O Hyundai Motor Group afirma que ultrapassou o Grupo Volkswagen para se tornar o segundo fabricante de automóveis mais lucrativo do mundo, um marco confirmado pelo CEO José Muñoz durante uma recente conferência de imprensa em França. Muñoz afirmou que a Hyundai é a terceira maior montadora do mundo em volume há vários anos, mas agora subiu para a segunda posição global em lucro operacional, atrás apenas da Toyota.
“Já nos tornamos, por vários anos consecutivos, o terceiro OEM global (em vendas). E, de fato, quando se considera os lucros, somos o número dois”, disse Muñoz à mídia, incluindo a australiana Especialista em carros. “Então, ultrapassamos a Volkswagen muito recentemente.”
A mudança ocorre no momento em que a Hyundai expande sua linha de veículos elétricos e híbridos, aumenta as margens por meio da eficiência da plataforma e fortalece a demanda em todos os modelos principais, incluindo novos contratos de locação. Entretanto, a Volkswagen continua a lutar contra pressões de redução de custos, atrasos de software e desafios de modernização de fábricas que corroeram os lucros em regiões-chave.
O salto de lucro da Hyundai explicado
Segundo Muñoz, o crescimento da Hyundai é resultado do que ele chama de “Poder do Grupo,” uma estratégia verticalmente integrada que mantém mais desenvolvimento, produção de baterias e fabricação de componentes internamente. Essa abordagem ajudou a Hyundai a compensar os desafios que prejudicaram os rivais, incluindo o aumento dos custos dos materiais e a desigualdade no mercado de veículos elétricos.
Dados da indústria apoiam a afirmação de Muñoz com a Hyundai supostamente registrando 6,5 trilhões de won (cerca de US$ 4,8 bilhões) em lucro operacional em novembro passado, superando o lucro estimado da Volkswagen 4,3 trilhões de won. Forte procura global pelos modelos elétricos da Hyundai, incluindo veículos elétricos maiores de três filas que competem diretamente com novos participantesajudou a manter o ímpeto mesmo com a flutuação dos mercados de EV.
A presença mais ampla do Hyundai Motor Group, abrangendo Genesis, Kia, divisões de robótica e projetos de mobilidade aérea urbana, também contribui para a estabilidade num mercado global volátil.

O que está impulsionando o declínio da Volkswagen
A Volkswagen continua a ser um grande fabricante de automóveis em termos de volume, mas tem atravessado uma turbulenta fase de reestruturação. Problemas de desenvolvimento de software, o lento aumento da produção de veículos elétricos e os elevados custos operacionais domésticos forçaram a empresa a adotar um modo agressivo de redução de custos. Várias fábricas na Alemanha enfrentam uma potencial redução ou reaproveitamento.
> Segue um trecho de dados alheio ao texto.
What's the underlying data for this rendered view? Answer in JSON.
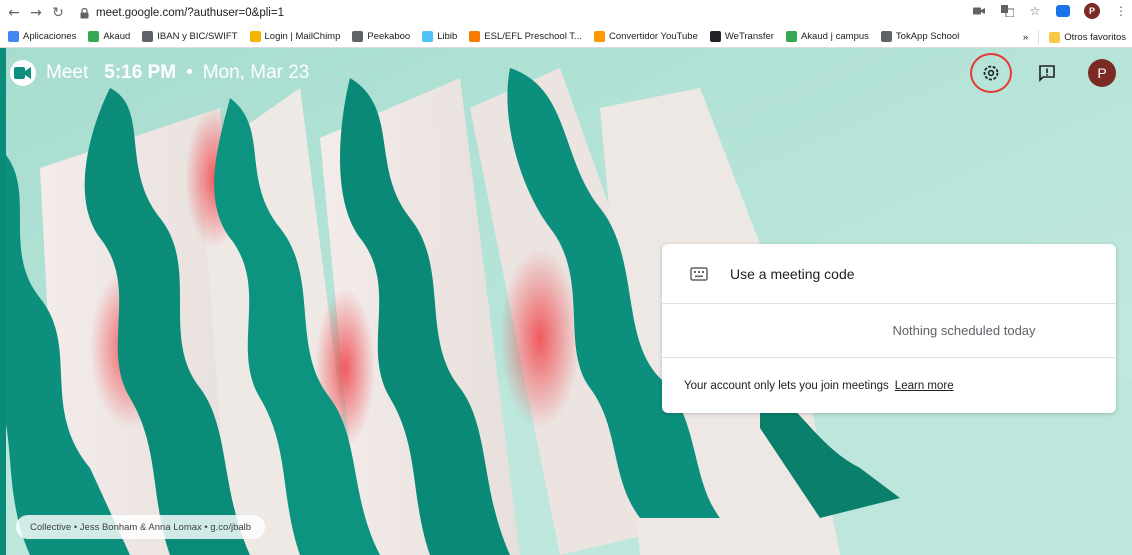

A empresa também tem lidado com pressões de reputação, incluindo o escrutínio da cadeia de fornecimento depois que a Hyundai chamou mais atenção para práticas de monitoramento trabalhista em todo o setor. Embora o processo não esteja diretamente ligado à Volkswagen, ele destaca as crescentes expectativas de conformidade que todas as montadoras globais enfrentam agora.

Por que é importante
Se a afirmação da Hyundai se mantiver através dos relatórios anuais, isso marcará um realinhamento significativo da hierarquia automóvel global. A rentabilidade, e não o volume, determina cada vez mais quais fabricantes de automóveis podem arcar com o rápido desenvolvimento de veículos elétricos, investimento em fábricas de baterias e estratégia de plataforma de longo prazo.
A ascensão da Hyundai sugere que a empresa está melhor posicionada para a próxima fase de eletrificação do que muitos rivais esperavam. A Volkswagen enfrenta agora uma lacuna cada vez maior que poderá afetar a cadência dos produtos, o calendário de lançamento dos veículos elétricos e a competitividade na América do Norte e na Europa.
Para os consumidores, a mudança mostra como marcas como a Hyundai se tornaram forças centrais na era moderna dos veículos elétricos, capazes de superar os gigantes e, ao mesmo tempo, expandir a sua presença nos segmentos mainstream e premium.